Systems Engineering and Electronics

• SOFTWARE ALGORITHM AND SIMULATION • Previous Articles     Next Articles

Tag clustering algorithm LMMSK: improved K-means algorithm based on latent semantic analysis

Jing Yang and Jun Wang*   

  1. School of Economics and Management, Beihang University, Beijing 100191, China
  • Online:2017-04-25 Published:2010-01-03

Abstract:

With the wide application of Web 2.0 and social software, there are more and more tag-related studies and applications. Because of the randomness and the personalization in users’ tagging, tag research continues to encounter data space and semantics obstacles. With the min-max similarity (MMS) to establish the initial centroids, the traditional K-means clustering algorithm is firstly improved to the MMSK-means clustering algorithm, the superiority of which has been tested; based on MMSK-means and combined with latent semantic analysis (LSA), here secondly emerges a new tag clustering algorithm, LMMSK. Finally, three algorithms for tag clustering, MMSK-means, tag clustering based on LSA (LSA-based algorithm) and LMMSK, have been run on Matlab, using a real tag-resource dataset obtained from the Delicious Social Bookmarking System from 2004 to 2009. LMMSK’s clustering result turns out to be the most effective and the most accurate.

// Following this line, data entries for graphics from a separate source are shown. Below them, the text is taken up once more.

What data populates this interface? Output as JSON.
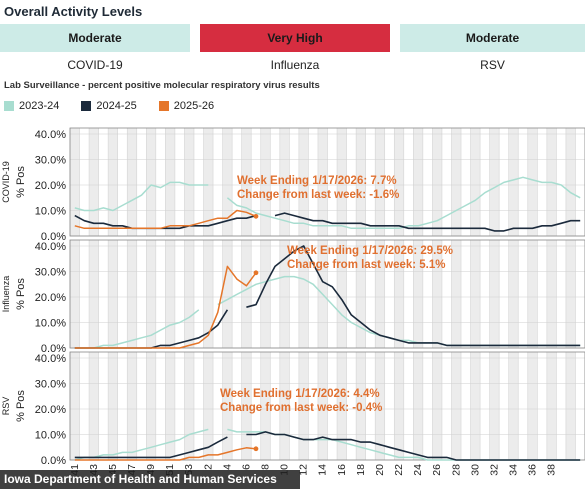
{
  "header": {
    "title": "Overall Activity Levels"
  },
  "activity_levels": [
    {
      "level": "Moderate",
      "virus": "COVID-19",
      "color": "#cdebe7",
      "text_color": "#1a1a1a"
    },
    {
      "level": "Very High",
      "virus": "Influenza",
      "color": "#d62d40",
      "text_color": "#1a1a1a"
    },
    {
      "level": "Moderate",
      "virus": "RSV",
      "color": "#cdebe7",
      "text_color": "#1a1a1a"
    }
  ],
  "subtitle": "Lab Surveillance - percent positive molecular respiratory virus results",
  "legend": [
    {
      "label": "2023-24",
      "color": "#a8ddd0"
    },
    {
      "label": "2024-25",
      "color": "#1b2a3c"
    },
    {
      "label": "2025-26",
      "color": "#e5762a"
    }
  ],
  "footer": {
    "text": "Iowa Department of Health and Human Services"
  },
  "chart_data": {
    "type": "line",
    "x_label_weeks": [
      "41",
      "43",
      "45",
      "47",
      "49",
      "51",
      "53",
      "2",
      "4",
      "6",
      "8",
      "10",
      "12",
      "14",
      "16",
      "18",
      "20",
      "22",
      "24",
      "26",
      "28",
      "30",
      "32",
      "34",
      "36",
      "38"
    ],
    "ylabel": "% Pos",
    "panels": [
      {
        "name": "COVID-19",
        "ylim": [
          0,
          40
        ],
        "yticks": [
          "0.0%",
          "10.0%",
          "20.0%",
          "30.0%",
          "40.0%"
        ],
        "annotation": [
          "Week Ending 1/17/2026: 7.7%",
          "Change from last week:  -1.6%"
        ],
        "series": [
          {
            "name": "2023-24",
            "values": [
              11,
              10,
              10,
              11,
              10,
              12,
              14,
              16,
              20,
              19,
              21,
              21,
              20,
              20,
              20,
              null,
              15,
              12,
              11,
              9,
              8,
              7,
              6,
              5,
              5,
              4,
              4,
              4,
              4,
              3,
              3,
              3,
              3,
              3,
              3,
              4,
              4,
              5,
              6,
              8,
              10,
              12,
              14,
              17,
              19,
              21,
              22,
              23,
              22,
              21,
              21,
              20,
              17,
              15
            ]
          },
          {
            "name": "2024-25",
            "values": [
              8,
              6,
              5,
              5,
              4,
              4,
              3,
              3,
              3,
              3,
              3,
              3,
              4,
              4,
              4,
              5,
              6,
              7,
              7,
              8,
              null,
              8,
              9,
              8,
              7,
              6,
              6,
              5,
              5,
              5,
              5,
              4,
              4,
              4,
              4,
              3,
              3,
              3,
              3,
              3,
              3,
              3,
              3,
              3,
              2,
              2,
              3,
              3,
              3,
              4,
              4,
              5,
              6,
              6,
              7,
              7,
              8,
              8,
              9,
              10,
              12,
              12,
              12,
              11,
              10
            ]
          },
          {
            "name": "2025-26",
            "values": [
              4,
              3,
              3,
              3,
              3,
              3,
              3,
              3,
              3,
              3,
              4,
              4,
              4,
              5,
              6,
              7,
              7,
              10,
              9.3,
              7.7
            ]
          }
        ]
      },
      {
        "name": "Influenza",
        "ylim": [
          0,
          40
        ],
        "yticks": [
          "0.0%",
          "10.0%",
          "20.0%",
          "30.0%",
          "40.0%"
        ],
        "annotation": [
          "Week Ending 1/17/2026: 29.5%",
          "Change from last week:  5.1%"
        ],
        "series": [
          {
            "name": "2023-24",
            "values": [
              0,
              0,
              0,
              1,
              1,
              2,
              3,
              4,
              5,
              7,
              9,
              10,
              12,
              15,
              null,
              17,
              19,
              21,
              23,
              25,
              26,
              27,
              28,
              28,
              27,
              25,
              21,
              17,
              13,
              10,
              8,
              6,
              5,
              4,
              3,
              3,
              2,
              2,
              2,
              1,
              1,
              1,
              1,
              1,
              1,
              1,
              1,
              1,
              1,
              1,
              1,
              1,
              1,
              1,
              1,
              1
            ]
          },
          {
            "name": "2024-25",
            "values": [
              0,
              0,
              0,
              0,
              0,
              0,
              0,
              0,
              0,
              1,
              1,
              2,
              3,
              4,
              6,
              9,
              15,
              null,
              16,
              17,
              25,
              32,
              35,
              38,
              40,
              33,
              26,
              24,
              19,
              13,
              10,
              7,
              5,
              4,
              3,
              2,
              2,
              2,
              2,
              1,
              1,
              1,
              1,
              1,
              1,
              1,
              1,
              1,
              1,
              1,
              1,
              1,
              1,
              1,
              1,
              1
            ]
          },
          {
            "name": "2025-26",
            "values": [
              0,
              0,
              0,
              0,
              0,
              0,
              0,
              0,
              0,
              0,
              0,
              0,
              1,
              2,
              5,
              14,
              32,
              27,
              24.4,
              29.5
            ]
          }
        ]
      },
      {
        "name": "RSV",
        "ylim": [
          0,
          40
        ],
        "yticks": [
          "0.0%",
          "10.0%",
          "20.0%",
          "30.0%",
          "40.0%"
        ],
        "annotation": [
          "Week Ending 1/17/2026: 4.4%",
          "Change from last week:  -0.4%"
        ],
        "series": [
          {
            "name": "2023-24",
            "values": [
              0,
              1,
              1,
              2,
              2,
              3,
              3,
              4,
              5,
              6,
              7,
              8,
              10,
              11,
              12,
              null,
              12,
              11,
              11,
              11,
              11,
              10,
              10,
              9,
              8,
              8,
              8,
              8,
              7,
              6,
              5,
              4,
              3,
              2,
              1,
              1,
              1,
              0,
              0,
              0,
              0,
              0,
              0,
              0,
              0,
              0,
              0,
              0,
              0,
              0,
              0,
              0,
              0,
              0,
              0,
              0
            ]
          },
          {
            "name": "2024-25",
            "values": [
              1,
              1,
              1,
              1,
              1,
              1,
              1,
              1,
              1,
              1,
              1,
              2,
              3,
              4,
              5,
              7,
              9,
              null,
              10,
              10,
              11,
              10,
              10,
              9,
              8,
              8,
              9,
              8,
              8,
              8,
              7,
              7,
              6,
              5,
              4,
              3,
              2,
              1,
              1,
              1,
              0,
              0,
              0,
              0,
              0,
              0,
              0,
              0,
              0,
              0,
              0,
              0,
              0,
              0,
              0,
              0
            ]
          },
          {
            "name": "2025-26",
            "values": [
              0,
              0,
              0,
              0,
              0,
              0,
              0,
              0,
              0,
              0,
              0,
              0,
              1,
              1,
              2,
              2,
              3,
              4,
              4.8,
              4.4
            ]
          }
        ]
      }
    ]
  }
}
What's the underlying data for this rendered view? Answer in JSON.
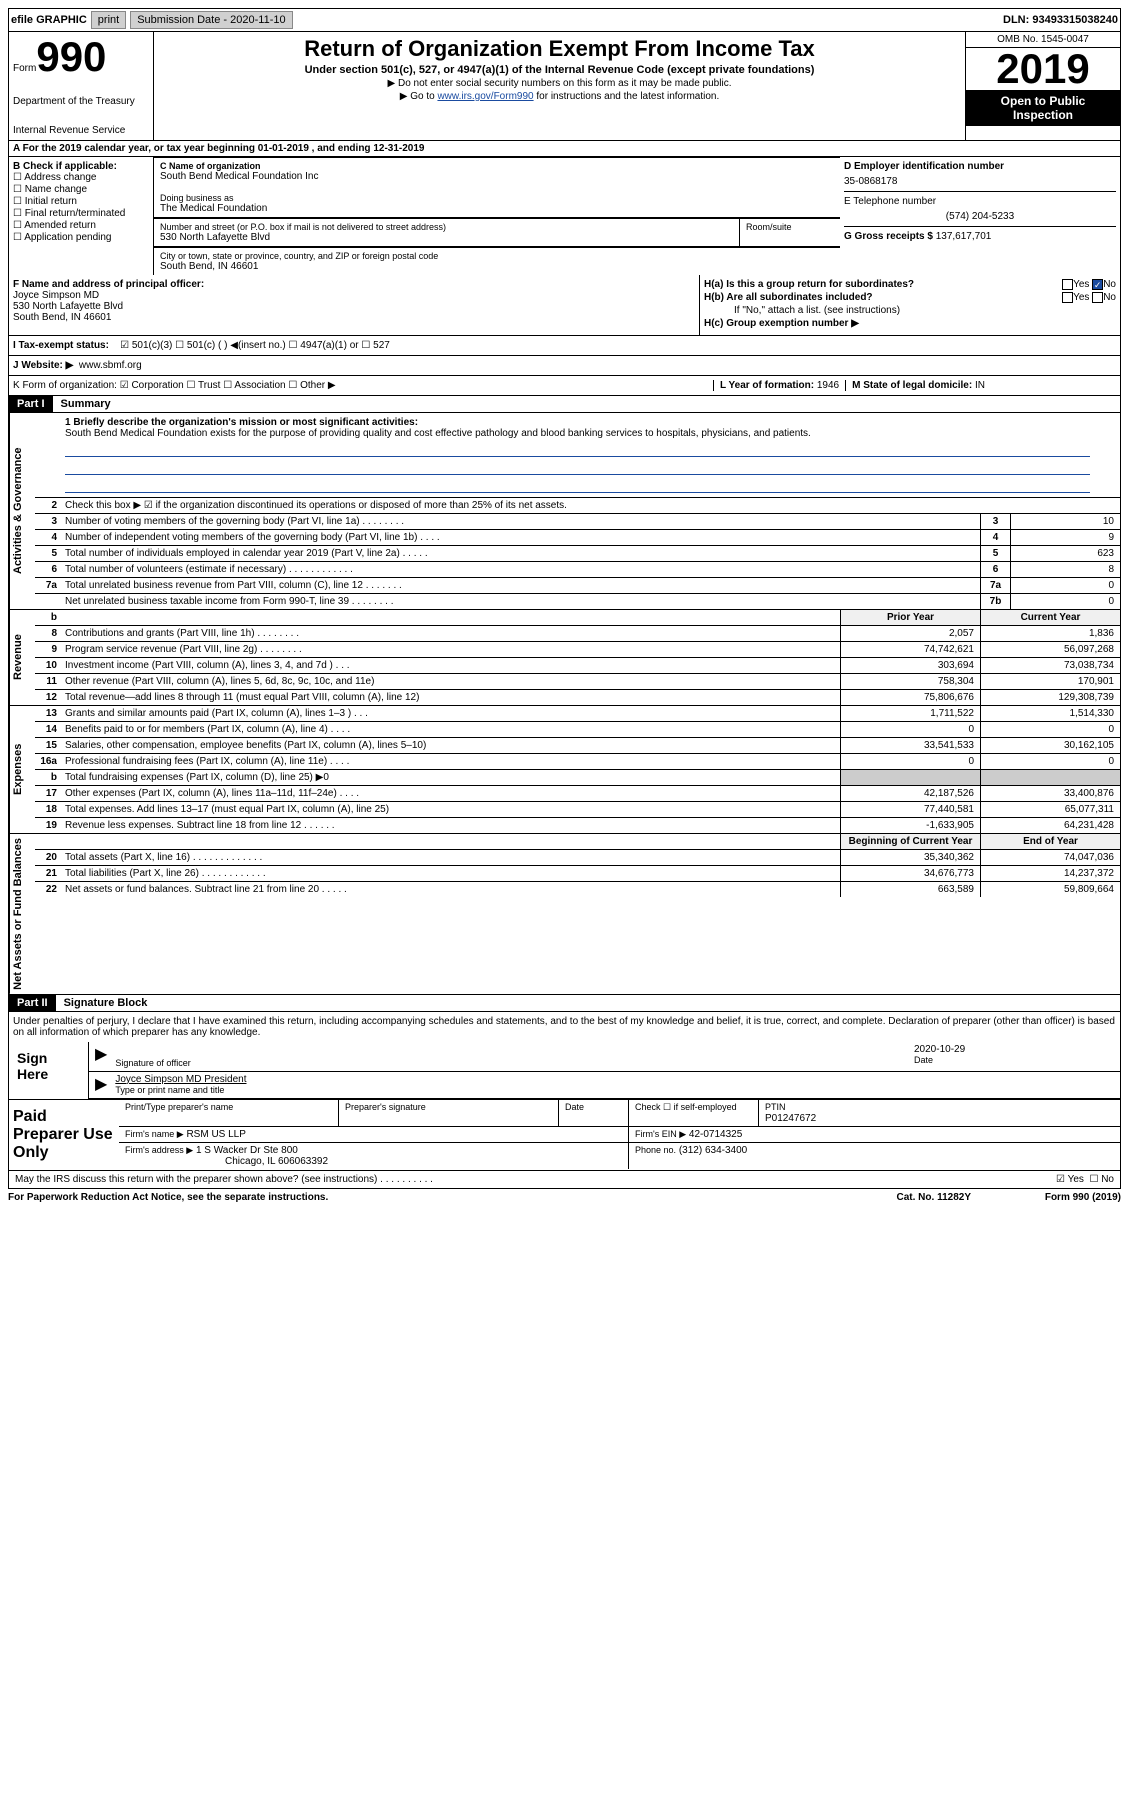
{
  "topbar": {
    "efile": "efile GRAPHIC",
    "print": "print",
    "subdate_lbl": "Submission Date",
    "subdate": "2020-11-10",
    "dln": "DLN: 93493315038240"
  },
  "header": {
    "form_word": "Form",
    "form_num": "990",
    "dept1": "Department of the Treasury",
    "dept2": "Internal Revenue Service",
    "title": "Return of Organization Exempt From Income Tax",
    "sub": "Under section 501(c), 527, or 4947(a)(1) of the Internal Revenue Code (except private foundations)",
    "note1": "▶ Do not enter social security numbers on this form as it may be made public.",
    "note2_pre": "▶ Go to ",
    "note2_link": "www.irs.gov/Form990",
    "note2_post": " for instructions and the latest information.",
    "omb": "OMB No. 1545-0047",
    "year": "2019",
    "public1": "Open to Public",
    "public2": "Inspection"
  },
  "rowA": "A For the 2019 calendar year, or tax year beginning 01-01-2019    , and ending 12-31-2019",
  "colB": {
    "title": "B Check if applicable:",
    "items": [
      "☐ Address change",
      "☐ Name change",
      "☐ Initial return",
      "☐ Final return/terminated",
      "☐ Amended return",
      "☐ Application pending"
    ]
  },
  "colC": {
    "name_lbl": "C Name of organization",
    "name": "South Bend Medical Foundation Inc",
    "dba_lbl": "Doing business as",
    "dba": "The Medical Foundation",
    "addr_lbl": "Number and street (or P.O. box if mail is not delivered to street address)",
    "addr": "530 North Lafayette Blvd",
    "room_lbl": "Room/suite",
    "city_lbl": "City or town, state or province, country, and ZIP or foreign postal code",
    "city": "South Bend, IN  46601"
  },
  "colD": {
    "ein_lbl": "D Employer identification number",
    "ein": "35-0868178",
    "tel_lbl": "E Telephone number",
    "tel": "(574) 204-5233",
    "gross_lbl": "G Gross receipts $",
    "gross": "137,617,701"
  },
  "colF": {
    "lbl": "F  Name and address of principal officer:",
    "name": "Joyce Simpson MD",
    "addr1": "530 North Lafayette Blvd",
    "addr2": "South Bend, IN  46601"
  },
  "colH": {
    "ha": "H(a)  Is this a group return for subordinates?",
    "hb": "H(b)  Are all subordinates included?",
    "hb_note": "If \"No,\" attach a list. (see instructions)",
    "hc": "H(c)  Group exemption number ▶",
    "yes": "Yes",
    "no": "No"
  },
  "rowI": {
    "lbl": "I    Tax-exempt status:",
    "opts": "☑ 501(c)(3)    ☐ 501(c) (  ) ◀(insert no.)    ☐ 4947(a)(1) or    ☐ 527"
  },
  "rowJ": {
    "lbl": "J   Website: ▶",
    "val": "www.sbmf.org"
  },
  "rowK": {
    "k": "K Form of organization:  ☑ Corporation  ☐ Trust  ☐ Association  ☐ Other ▶",
    "l_lbl": "L Year of formation:",
    "l_val": "1946",
    "m_lbl": "M State of legal domicile:",
    "m_val": "IN"
  },
  "part1": {
    "part": "Part I",
    "title": "Summary"
  },
  "mission": {
    "lbl": "1  Briefly describe the organization's mission or most significant activities:",
    "text": "South Bend Medical Foundation exists for the purpose of providing quality and cost effective pathology and blood banking services to hospitals, physicians, and patients."
  },
  "gov": {
    "r2": "Check this box ▶ ☑  if the organization discontinued its operations or disposed of more than 25% of its net assets.",
    "rows": [
      {
        "n": "3",
        "d": "Number of voting members of the governing body (Part VI, line 1a)  .   .   .   .   .   .   .   .",
        "c": "3",
        "v": "10"
      },
      {
        "n": "4",
        "d": "Number of independent voting members of the governing body (Part VI, line 1b)  .   .   .   .",
        "c": "4",
        "v": "9"
      },
      {
        "n": "5",
        "d": "Total number of individuals employed in calendar year 2019 (Part V, line 2a)  .   .   .   .   .",
        "c": "5",
        "v": "623"
      },
      {
        "n": "6",
        "d": "Total number of volunteers (estimate if necessary)   .   .   .   .   .   .   .   .   .   .   .   .",
        "c": "6",
        "v": "8"
      },
      {
        "n": "7a",
        "d": "Total unrelated business revenue from Part VIII, column (C), line 12  .   .   .   .   .   .   .",
        "c": "7a",
        "v": "0"
      },
      {
        "n": "",
        "d": "Net unrelated business taxable income from Form 990-T, line 39   .   .   .   .   .   .   .   .",
        "c": "7b",
        "v": "0"
      }
    ]
  },
  "rev": {
    "hdr_prior": "Prior Year",
    "hdr_curr": "Current Year",
    "rows": [
      {
        "n": "8",
        "d": "Contributions and grants (Part VIII, line 1h)   .   .   .   .   .   .   .   .",
        "p": "2,057",
        "c": "1,836"
      },
      {
        "n": "9",
        "d": "Program service revenue (Part VIII, line 2g)   .   .   .   .   .   .   .   .",
        "p": "74,742,621",
        "c": "56,097,268"
      },
      {
        "n": "10",
        "d": "Investment income (Part VIII, column (A), lines 3, 4, and 7d )  .   .   .",
        "p": "303,694",
        "c": "73,038,734"
      },
      {
        "n": "11",
        "d": "Other revenue (Part VIII, column (A), lines 5, 6d, 8c, 9c, 10c, and 11e)",
        "p": "758,304",
        "c": "170,901"
      },
      {
        "n": "12",
        "d": "Total revenue—add lines 8 through 11 (must equal Part VIII, column (A), line 12)",
        "p": "75,806,676",
        "c": "129,308,739"
      }
    ]
  },
  "exp": {
    "rows": [
      {
        "n": "13",
        "d": "Grants and similar amounts paid (Part IX, column (A), lines 1–3 )  .   .   .",
        "p": "1,711,522",
        "c": "1,514,330"
      },
      {
        "n": "14",
        "d": "Benefits paid to or for members (Part IX, column (A), line 4)  .   .   .   .",
        "p": "0",
        "c": "0"
      },
      {
        "n": "15",
        "d": "Salaries, other compensation, employee benefits (Part IX, column (A), lines 5–10)",
        "p": "33,541,533",
        "c": "30,162,105"
      },
      {
        "n": "16a",
        "d": "Professional fundraising fees (Part IX, column (A), line 11e)  .   .   .   .",
        "p": "0",
        "c": "0"
      },
      {
        "n": "b",
        "d": "Total fundraising expenses (Part IX, column (D), line 25) ▶0",
        "p": "",
        "c": "",
        "gray": true
      },
      {
        "n": "17",
        "d": "Other expenses (Part IX, column (A), lines 11a–11d, 11f–24e)  .   .   .   .",
        "p": "42,187,526",
        "c": "33,400,876"
      },
      {
        "n": "18",
        "d": "Total expenses. Add lines 13–17 (must equal Part IX, column (A), line 25)",
        "p": "77,440,581",
        "c": "65,077,311"
      },
      {
        "n": "19",
        "d": "Revenue less expenses. Subtract line 18 from line 12  .   .   .   .   .   .",
        "p": "-1,633,905",
        "c": "64,231,428"
      }
    ]
  },
  "net": {
    "hdr_beg": "Beginning of Current Year",
    "hdr_end": "End of Year",
    "rows": [
      {
        "n": "20",
        "d": "Total assets (Part X, line 16)  .   .   .   .   .   .   .   .   .   .   .   .   .",
        "p": "35,340,362",
        "c": "74,047,036"
      },
      {
        "n": "21",
        "d": "Total liabilities (Part X, line 26)  .   .   .   .   .   .   .   .   .   .   .   .",
        "p": "34,676,773",
        "c": "14,237,372"
      },
      {
        "n": "22",
        "d": "Net assets or fund balances. Subtract line 21 from line 20  .   .   .   .   .",
        "p": "663,589",
        "c": "59,809,664"
      }
    ]
  },
  "vtabs": {
    "gov": "Activities & Governance",
    "rev": "Revenue",
    "exp": "Expenses",
    "net": "Net Assets or Fund Balances"
  },
  "part2": {
    "part": "Part II",
    "title": "Signature Block"
  },
  "sig": {
    "note": "Under penalties of perjury, I declare that I have examined this return, including accompanying schedules and statements, and to the best of my knowledge and belief, it is true, correct, and complete. Declaration of preparer (other than officer) is based on all information of which preparer has any knowledge.",
    "sign_here": "Sign Here",
    "sig_lbl": "Signature of officer",
    "date_lbl": "Date",
    "date": "2020-10-29",
    "name": "Joyce Simpson MD President",
    "name_lbl": "Type or print name and title"
  },
  "prep": {
    "title": "Paid Preparer Use Only",
    "h1": "Print/Type preparer's name",
    "h2": "Preparer's signature",
    "h3": "Date",
    "h4_lbl": "Check ☐ if self-employed",
    "h5_lbl": "PTIN",
    "h5": "P01247672",
    "firm_lbl": "Firm's name    ▶",
    "firm": "RSM US LLP",
    "ein_lbl": "Firm's EIN ▶",
    "ein": "42-0714325",
    "addr_lbl": "Firm's address ▶",
    "addr1": "1 S Wacker Dr Ste 800",
    "addr2": "Chicago, IL  606063392",
    "phone_lbl": "Phone no.",
    "phone": "(312) 634-3400"
  },
  "footer": {
    "discuss": "May the IRS discuss this return with the preparer shown above? (see instructions)   .   .   .   .   .   .   .   .   .   .",
    "yes": "☑ Yes",
    "no": "☐ No",
    "paperwork": "For Paperwork Reduction Act Notice, see the separate instructions.",
    "cat": "Cat. No. 11282Y",
    "form": "Form 990 (2019)"
  }
}
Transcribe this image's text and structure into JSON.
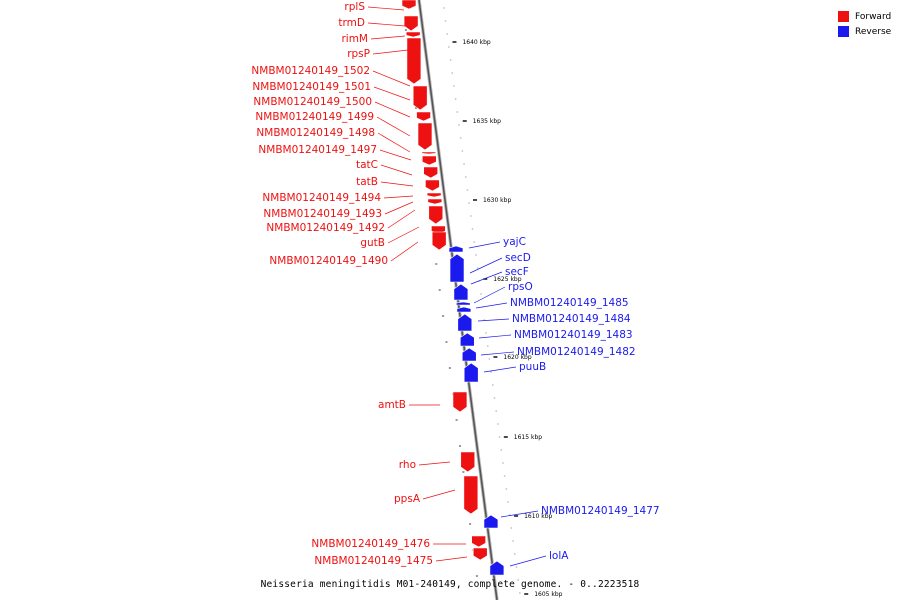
{
  "colors": {
    "forward": "#ee1111",
    "reverse": "#1a1aee",
    "backbone": "#888888"
  },
  "legend": [
    {
      "label": "Forward",
      "color": "#ee1111"
    },
    {
      "label": "Reverse",
      "color": "#1a1aee"
    }
  ],
  "caption": "Neisseria meningitidis M01-240149, complete genome. - 0..2223518",
  "ticks": [
    {
      "label": "1640 kbp",
      "pos_kbp": 1640
    },
    {
      "label": "1635 kbp",
      "pos_kbp": 1635
    },
    {
      "label": "1630 kbp",
      "pos_kbp": 1630
    },
    {
      "label": "1625 kbp",
      "pos_kbp": 1625
    },
    {
      "label": "1620 kbp",
      "pos_kbp": 1620
    },
    {
      "label": "1615 kbp",
      "pos_kbp": 1615
    },
    {
      "label": "1610 kbp",
      "pos_kbp": 1610
    },
    {
      "label": "1605 kbp",
      "pos_kbp": 1605
    }
  ],
  "genes": [
    {
      "name": "rplS",
      "strand": "forward"
    },
    {
      "name": "trmD",
      "strand": "forward"
    },
    {
      "name": "rimM",
      "strand": "forward"
    },
    {
      "name": "rpsP",
      "strand": "forward"
    },
    {
      "name": "NMBM01240149_1502",
      "strand": "forward"
    },
    {
      "name": "NMBM01240149_1501",
      "strand": "forward"
    },
    {
      "name": "NMBM01240149_1500",
      "strand": "forward"
    },
    {
      "name": "NMBM01240149_1499",
      "strand": "forward"
    },
    {
      "name": "NMBM01240149_1498",
      "strand": "forward"
    },
    {
      "name": "NMBM01240149_1497",
      "strand": "forward"
    },
    {
      "name": "tatC",
      "strand": "forward"
    },
    {
      "name": "tatB",
      "strand": "forward"
    },
    {
      "name": "NMBM01240149_1494",
      "strand": "forward"
    },
    {
      "name": "NMBM01240149_1493",
      "strand": "forward"
    },
    {
      "name": "NMBM01240149_1492",
      "strand": "forward"
    },
    {
      "name": "gutB",
      "strand": "forward"
    },
    {
      "name": "NMBM01240149_1490",
      "strand": "forward"
    },
    {
      "name": "yajC",
      "strand": "reverse"
    },
    {
      "name": "secD",
      "strand": "reverse"
    },
    {
      "name": "secF",
      "strand": "reverse"
    },
    {
      "name": "rpsO",
      "strand": "reverse"
    },
    {
      "name": "NMBM01240149_1485",
      "strand": "reverse"
    },
    {
      "name": "NMBM01240149_1484",
      "strand": "reverse"
    },
    {
      "name": "NMBM01240149_1483",
      "strand": "reverse"
    },
    {
      "name": "NMBM01240149_1482",
      "strand": "reverse"
    },
    {
      "name": "puuB",
      "strand": "reverse"
    },
    {
      "name": "amtB",
      "strand": "forward"
    },
    {
      "name": "rho",
      "strand": "forward"
    },
    {
      "name": "ppsA",
      "strand": "forward"
    },
    {
      "name": "NMBM01240149_1477",
      "strand": "reverse"
    },
    {
      "name": "NMBM01240149_1476",
      "strand": "forward"
    },
    {
      "name": "NMBM01240149_1475",
      "strand": "forward"
    },
    {
      "name": "lolA",
      "strand": "reverse"
    }
  ]
}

Thus, a better tag-clustering algorithm is found for greater application of social tags in personalized search, topic identification or knowledge community discovery. In addition, for a better comparison of the clustering results, the clustering corresponding results matrix (CCR matrix) is proposed, which is promisingly expected to be an effective tool to capture the evolutions of the social tagging system.